Archive 2002


Monday, January 28, 2002

Excisions: US Activists Rally 
Support for the Ogiek


ENVIRONMENTAL AND human rights campaigners in the US are working to rally international opposition to the planned excision of 167,000 acres of forests in Kenya.

A Boston-based organisation focused on the rights of indigenous people around the world is conducting a fundraising drive to pay the fees of an attorney in Kenya. The lawyer wants to file a court challenge on behalf of the Maasai in opposition to the Mau Forest excision. 

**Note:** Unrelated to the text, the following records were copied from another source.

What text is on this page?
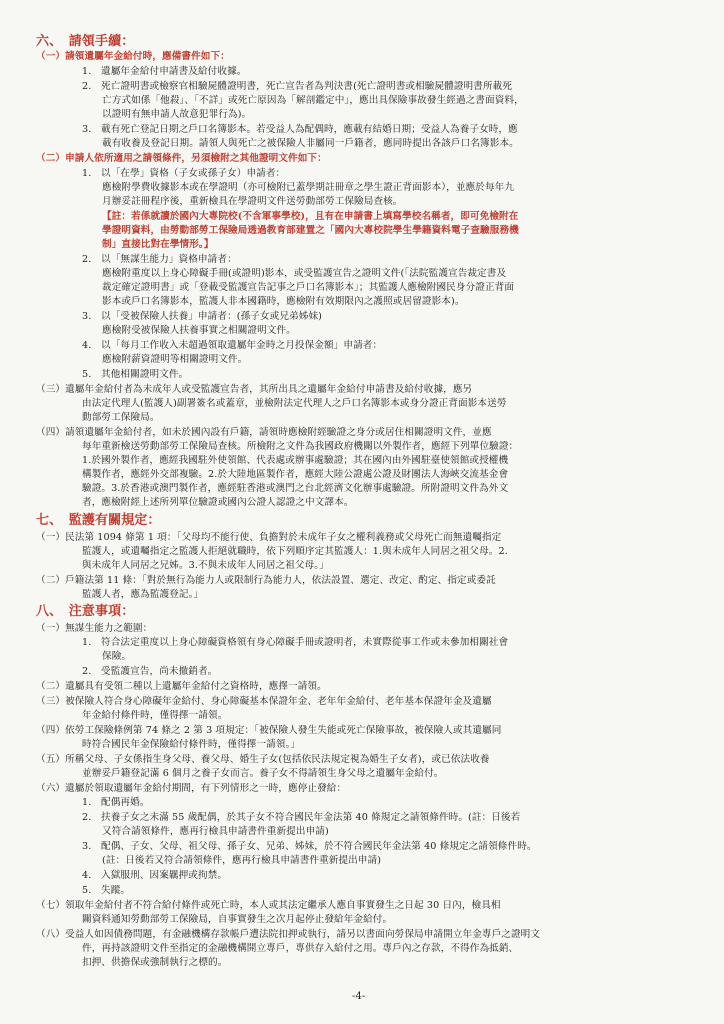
六、　請領手續：
（一）請領遺屬年金給付時，應備書件如下：
1.　遺屬年金給付申請書及給付收據。
2.　死亡證明書或檢察官相驗屍體證明書，死亡宣告者為判決書(死亡證明書或相驗屍體證明書所載死
亡方式如係「他殺」、「不詳」或死亡原因為「解剖鑑定中」，應出具保險事故發生經過之書面資料，
以證明有無申請人故意犯罪行為)。
3.　載有死亡登記日期之戶口名簿影本。若受益人為配偶時，應載有結婚日期；受益人為養子女時，應
載有收養及登記日期。請領人與死亡之被保險人非屬同一戶籍者，應同時提出各該戶口名簿影本。
（二）申請人依所適用之請領條件，另須檢附之其他證明文件如下：
1.　以「在學」資格（子女或孫子女）申請者：
應檢附學費收據影本或在學證明（亦可檢附已蓋學期註冊章之學生證正背面影本），並應於每年九
月辦妥註冊程序後，重新檢具在學證明文件送勞動部勞工保險局查核。
【註：若係就讀於國內大專院校(不含軍事學校)，且有在申請書上填寫學校名稱者，即可免檢附在
學證明資料，由勞動部勞工保險局透過教育部建置之「國內大專校院學生學籍資料電子查驗服務機
制」直接比對在學情形。】
2.　以「無謀生能力」資格申請者：
應檢附重度以上身心障礙手冊(或證明)影本，或受監護宣告之證明文件(「法院監護宣告裁定書及
裁定確定證明書」或「登載受監護宣告記事之戶口名簿影本」；其監護人應檢附國民身分證正背面
影本或戶口名簿影本，監護人非本國籍時，應檢附有效期限內之護照或居留證影本)。
3.　以「受被保險人扶養」申請者：(孫子女或兄弟姊妹)
應檢附受被保險人扶養事實之相關證明文件。
4.　以「每月工作收入未超過領取遺屬年金時之月投保金額」申請者：
應檢附薪資證明等相關證明文件。
5.　其他相關證明文件。
（三）遺屬年金給付者為未成年人或受監護宣告者，其所出具之遺屬年金給付申請書及給付收據，應另
由法定代理人(監護人)副署簽名或蓋章，並檢附法定代理人之戶口名簿影本或身分證正背面影本送勞
動部勞工保險局。
（四）請領遺屬年金給付者，如未於國內設有戶籍，請領時應檢附經驗證之身分或居住相關證明文件，並應
每年重新檢送勞動部勞工保險局查核。所檢附之文件為我國政府機關以外製作者，應經下列單位驗證：
1.於國外製作者，應經我國駐外使領館、代表處或辦事處驗證；其在國內由外國駐臺使領館或授權機
構製作者，應經外交部複驗。2.於大陸地區製作者，應經大陸公證處公證及財團法人海峽交流基金會
驗證。3.於香港或澳門製作者，應經駐香港或澳門之台北經濟文化辦事處驗證。所附證明文件為外文
者，應檢附經上述所列單位驗證或國內公證人認證之中文譯本。
七、　監護有關規定：
（一）民法第 1094 條第 1 項：「父母均不能行使、負擔對於未成年子女之權利義務或父母死亡而無遺囑指定
監護人，或遺囑指定之監護人拒絕就職時，依下列順序定其監護人：1.與未成年人同居之祖父母。2.
與未成年人同居之兄姊。3.不與未成年人同居之祖父母。」
（二）戶籍法第 11 條：「對於無行為能力人或限制行為能力人，依法設置、選定、改定、酌定、指定或委託
監護人者，應為監護登記。」
八、　注意事項：
（一）無謀生能力之範圍：
1.　符合法定重度以上身心障礙資格領有身心障礙手冊或證明者，未實際從事工作或未參加相關社會
保險。
2.　受監護宣告，尚未撤銷者。
（二）遺屬具有受領二種以上遺屬年金給付之資格時，應擇一請領。
（三）被保險人符合身心障礙年金給付、身心障礙基本保證年金、老年年金給付、老年基本保證年金及遺屬
年金給付條件時，僅得擇一請領。
（四）依勞工保險條例第 74 條之 2 第 3 項規定：「被保險人發生失能或死亡保險事故，被保險人或其遺屬同
時符合國民年金保險給付條件時，僅得擇一請領。」
（五）所稱父母、子女係指生身父母、養父母、婚生子女(包括依民法規定視為婚生子女者)，或已依法收養
並辦妥戶籍登記滿 6 個月之養子女而言。養子女不得請領生身父母之遺屬年金給付。
（六）遺屬於領取遺屬年金給付期間，有下列情形之一時，應停止發給：
1.　配偶再婚。
2.　扶養子女之未滿 55 歲配偶，於其子女不符合國民年金法第 40 條規定之請領條件時。(註：日後若
又符合請領條件，應再行檢具申請書件重新提出申請)
3.　配偶、子女、父母、祖父母、孫子女、兄弟、姊妹，於不符合國民年金法第 40 條規定之請領條件時。
(註：日後若又符合請領條件，應再行檢具申請書件重新提出申請)
4.　入獄服刑、因案羈押或拘禁。
5.　失蹤。
（七）領取年金給付者不符合給付條件或死亡時，本人或其法定繼承人應自事實發生之日起 30 日內，檢具相
關資料通知勞動部勞工保險局，自事實發生之次月起停止發給年金給付。
（八）受益人如因債務問題，有金融機構存款帳戶遭法院扣押或執行，請另以書面向勞保局申請開立年金專戶之證明文
件，再持該證明文件至指定的金融機構開立專戶，專供存入給付之用。專戶內之存款，不得作為抵銷、
扣押、供擔保或強制執行之標的。
-4-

In Washington, the head of a group representing Maasai interests is trying to involve the World Bank and International Monetary Fund in the issue. Mr Meitamei Olol Depash says he is seeking a meeting with the top Kenya specialist at World Bank headquarters in order to persuade the Bretton Woods institutions to take a stand against the excisions. 

A US organisation that uses the Internet to promote human rights has, meanwhile, set up a website devoted to the Ogiek people's fight to retain their hunting grounds in the Mau Forest. A sample protest letter posted on the site calls on President Moi, Attorney-General Amos Wako and other Kenyan officials "to do all that is necessary to stop the wanton destruction of Mau East Forest." 

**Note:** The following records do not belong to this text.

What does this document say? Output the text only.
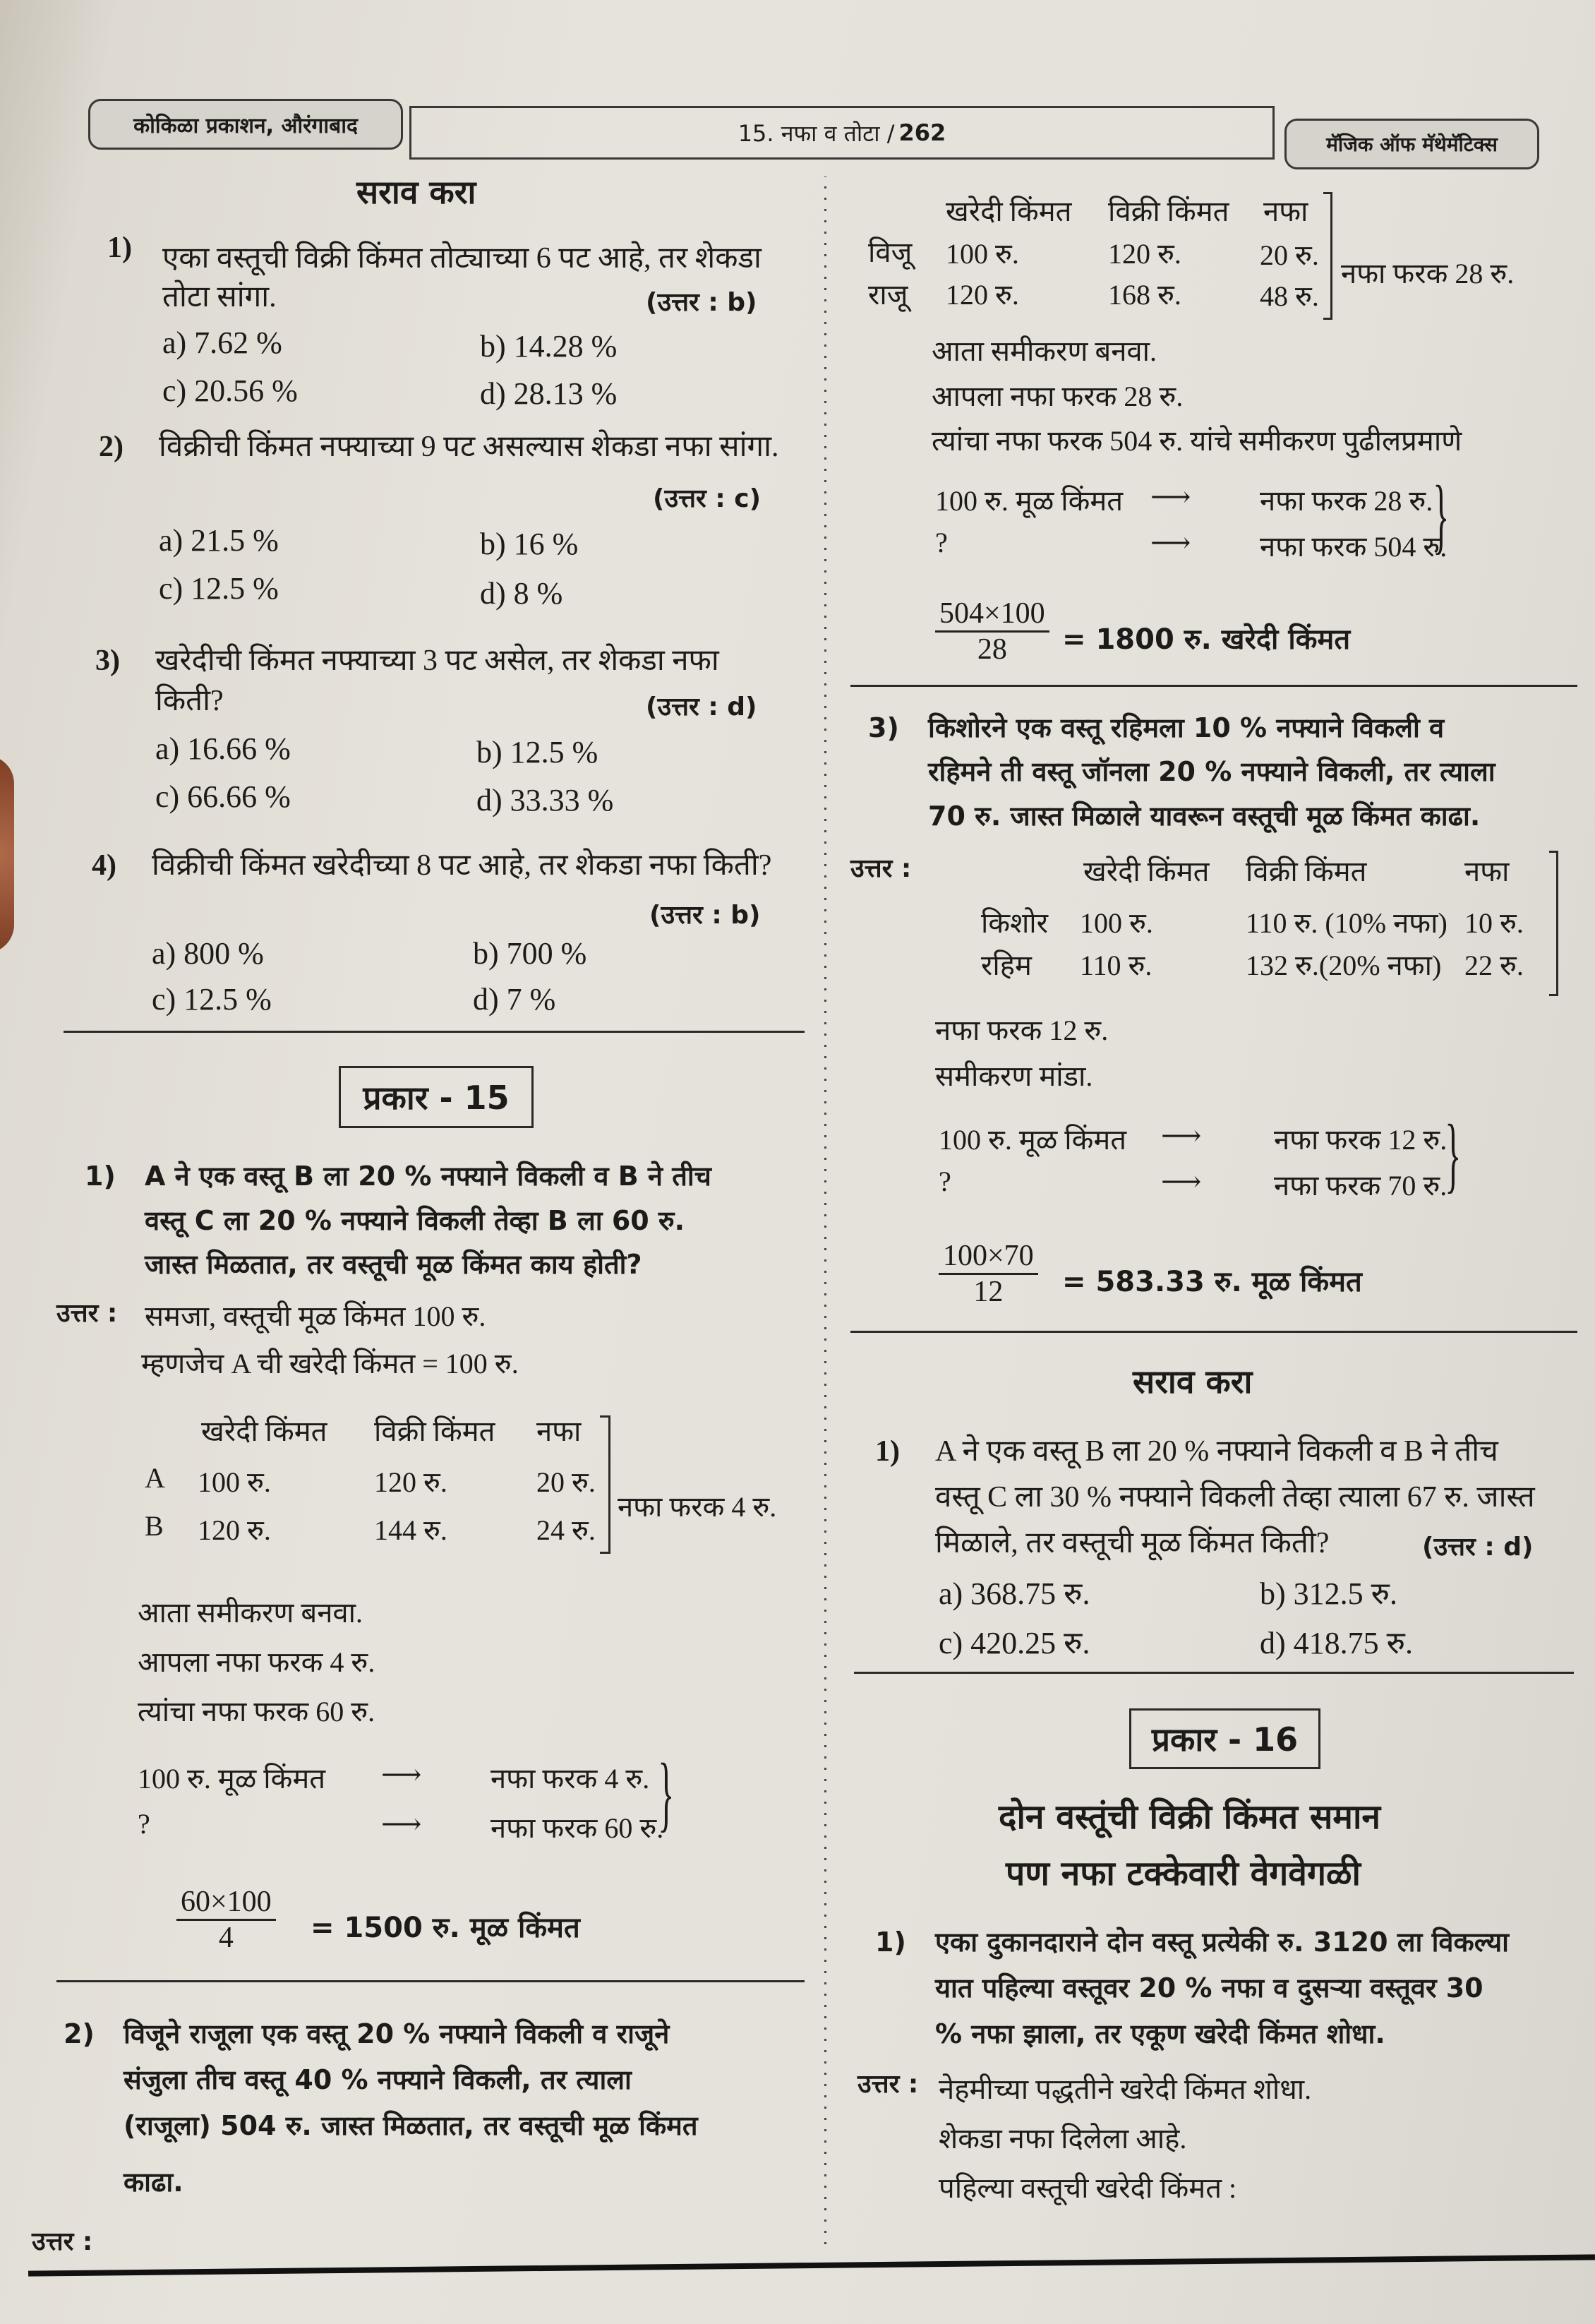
कोकिळा प्रकाशन, औरंगाबाद	15. नफा व तोटा / 262	मॅजिक ऑफ मॅथेमॅटिक्स
सराव करा
1) एका वस्तूची विक्री किंमत तोट्याच्या 6 पट आहे, तर शेकडा
तोटा सांगा.	(उत्तर : b)
a) 7.62 %	b) 14.28 %
c) 20.56 %	d) 28.13 %
2) विक्रीची किंमत नफ्याच्या 9 पट असल्यास शेकडा नफा सांगा.
(उत्तर : c)
a) 21.5 %	b) 16 %
c) 12.5 %	d) 8 %
3) खरेदीची किंमत नफ्याच्या 3 पट असेल, तर शेकडा नफा
किती?	(उत्तर : d)
a) 16.66 %	b) 12.5 %
c) 66.66 %	d) 33.33 %
4) विक्रीची किंमत खरेदीच्या 8 पट आहे, तर शेकडा नफा किती?
(उत्तर : b)
a) 800 %	b) 700 %
c) 12.5 %	d) 7 %
प्रकार - 15
1) A ने एक वस्तू B ला 20 % नफ्याने विकली व B ने तीच
वस्तू C ला 20 % नफ्याने विकली तेव्हा B ला 60 रु.
जास्त मिळतात, तर वस्तूची मूळ किंमत काय होती?
उत्तर : समजा, वस्तूची मूळ किंमत 100 रु.
म्हणजेच A ची खरेदी किंमत = 100 रु.
खरेदी किंमत विक्री किंमत नफा
A 100 रु.	120 रु.	20 रु.
B 120 रु.	144 रु.	24 रु.
नफा फरक 4 रु.
आता समीकरण बनवा.
आपला नफा फरक 4 रु.
त्यांचा नफा फरक 60 रु.
100 रु. मूळ किंमत ⟶ नफा फरक 4 रु.
?	⟶ नफा फरक 60 रु.
}
$\frac{60\times 100}{4} = 1500$ रु. मूळ किंमत
2) विजूने राजूला एक वस्तू 20 % नफ्याने विकली व राजूने
संजुला तीच वस्तू 40 % नफ्याने विकली, तर त्याला
(राजूला) 504 रु. जास्त मिळतात, तर वस्तूची मूळ किंमत
काढा.
उत्तर :
खरेदी किंमत विक्री किंमत नफा
विजू 100 रु.	120 रु.	20 रु.
राजू 120 रु.	168 रु.	48 रु.
नफा फरक 28 रु.
आता समीकरण बनवा.
आपला नफा फरक 28 रु.
त्यांचा नफा फरक 504 रु. यांचे समीकरण पुढीलप्रमाणे
100 रु. मूळ किंमत ⟶ नफा फरक 28 रु.
?	⟶ नफा फरक 504 रु.
}
$\frac{504\times 100}{28} = 1800$ रु. खरेदी किंमत
3) किशोरने एक वस्तू रहिमला 10 % नफ्याने विकली व
रहिमने ती वस्तू जॉनला 20 % नफ्याने विकली, तर त्याला
70 रु. जास्त मिळाले यावरून वस्तूची मूळ किंमत काढा.
उत्तर :	खरेदी किंमत विक्री किंमत	नफा
किशोर 100 रु.	110 रु. (10% नफा) 10 रु.
रहिम 110 रु.	132 रु.(20% नफा) 22 रु.
नफा फरक 12 रु.
समीकरण मांडा.
100 रु. मूळ किंमत ⟶	नफा फरक 12 रु.
?	⟶	नफा फरक 70 रु.
}
$\frac{100\times 70}{12} = 583.33$ रु. मूळ किंमत
सराव करा
1) A ने एक वस्तू B ला 20 % नफ्याने विकली व B ने तीच
वस्तू C ला 30 % नफ्याने विकली तेव्हा त्याला 67 रु. जास्त
मिळाले, तर वस्तूची मूळ किंमत किती?	(उत्तर : d)
a) 368.75 रु.	b) 312.5 रु.
c) 420.25 रु.	d) 418.75 रु.
प्रकार - 16
दोन वस्तूंची विक्री किंमत समान
पण नफा टक्केवारी वेगवेगळी
1) एका दुकानदाराने दोन वस्तू प्रत्येकी रु. 3120 ला विकल्या
यात पहिल्या वस्तूवर 20 % नफा व दुसऱ्या वस्तूवर 30
% नफा झाला, तर एकूण खरेदी किंमत शोधा.
उत्तर : नेहमीच्या पद्धतीने खरेदी किंमत शोधा.
शेकडा नफा दिलेला आहे.
पहिल्या वस्तूची खरेदी किंमत :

Close to 10,000 copies of the letter have been sent electronically to Kenyan leaders, says Mr Robert Lebowitz of the Digital Freedom Network. His New Jersey-based group created the Ogiek website in co-operation with Rights News and Features Service in Nairobi. 

If leading "green" NGOs in the US and the European Union do take up the cause, the governments of those countries could potentially be pressurised into interceding with the Kenyan government to spare the forests.

The NGOs could strive, for example, to have bilateral aid to Kenya tied to a government pledge to preserve the nation's forests. But efforts to raise awareness of the issue in the US are still at an early stage. "So far, we've not had the kind of response we had hoped to generate," says Mr Depash, director of the Maasai Environmental Resource Coalition. 

He attributes the slow growth of the campaign in the US partly to a lack of information about the magnitude of the threat to Kenya's forests. "I don't think international conservation organisations understand the scope of what's at stake," says Mr Depash. 

The planned excisions should be of concern for cultural, economic and political reasons as well as for their obvious environmental implications, Mr Depash says. "NGOs active in all those areas should be aware of what is happening in Kenya and should be working to stop it," he says. "But our efforts are only at a preliminary stage and this fight is going to go on for years." 

Cultural Survival, the Boston group devoted to defending the rights of indigenous peoples, will be featuring a story on the Mau Forest in the next edition of its quarterly publication, says director Ian McIntosh. The group has some 3,000 dues-paying members in the US. And it is to them that Cultural Survival is appealing for $5,000 in donations to cover the retainer of Maasai attorney Moitalel ole Kenta.